L'énorme incendie qui a ravagé l'ancienne brasserie de Diekirch dans la nuit de samedi 17 avril à dimanche 18 avril, continuait de couver quatre jour plus tard. Avec la disparition de l'ancienne Brasserie de Diekirch, c'est un bout de la longue histoire brassicole du luxembourg qui est parti en cendres.

Les premières unités du CGDIS arrivées sur place, dimanche peu après minuit, ont fait état "d’un feu étendu à tous les étages d’un hall de 900 mètres carrés avec des flammes de plusieurs mètres de haut." Le combat contre les flammes a mobilisé une soixantaine de pompiers et a duré plus de deux heures.

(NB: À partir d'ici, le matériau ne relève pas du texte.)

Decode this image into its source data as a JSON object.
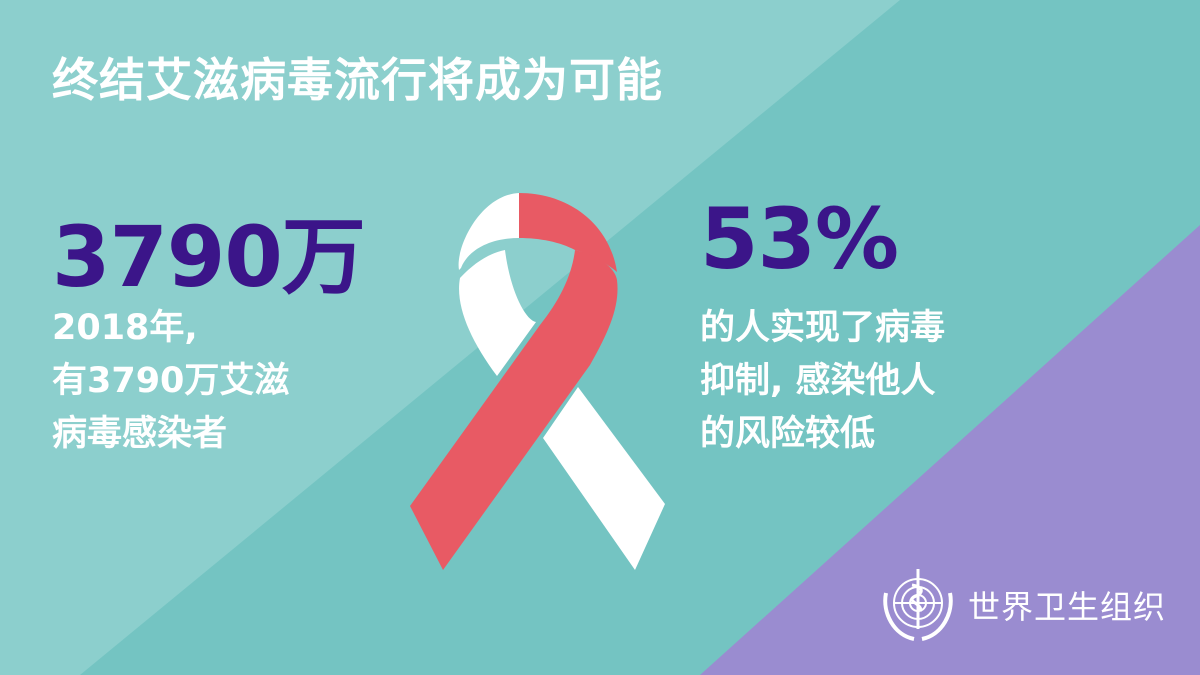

PAS D'ORIGINE ACCIDENTELLE

La question  de  la cause de l'incendie monstre reste posée. Et dès le départ la thèse de l'incendie criminelle n'était pas écartée. Ce vendredi après-midi, le parquet de Diekirch informe que "les premiers actes dans le cadre d’une enquête préliminaire n’ont pas mis en évidence une origine technique accidentelle de cet incendie".

Mais qu'au contraire, une ou plusiers tierces personnes ont pénétré dans le bâtiment. Le Parquet de Diekirch précise que "les premiers éléments de cette enquête ont permis de révéler des indices d’une infraction".

Suite à ces constations le parquet de Diekirch a requis "l’ouverture d’une information judiciaire auprès du juge d’instruction notamment en vue d’une expertise pyrotechnique des lieux en cause".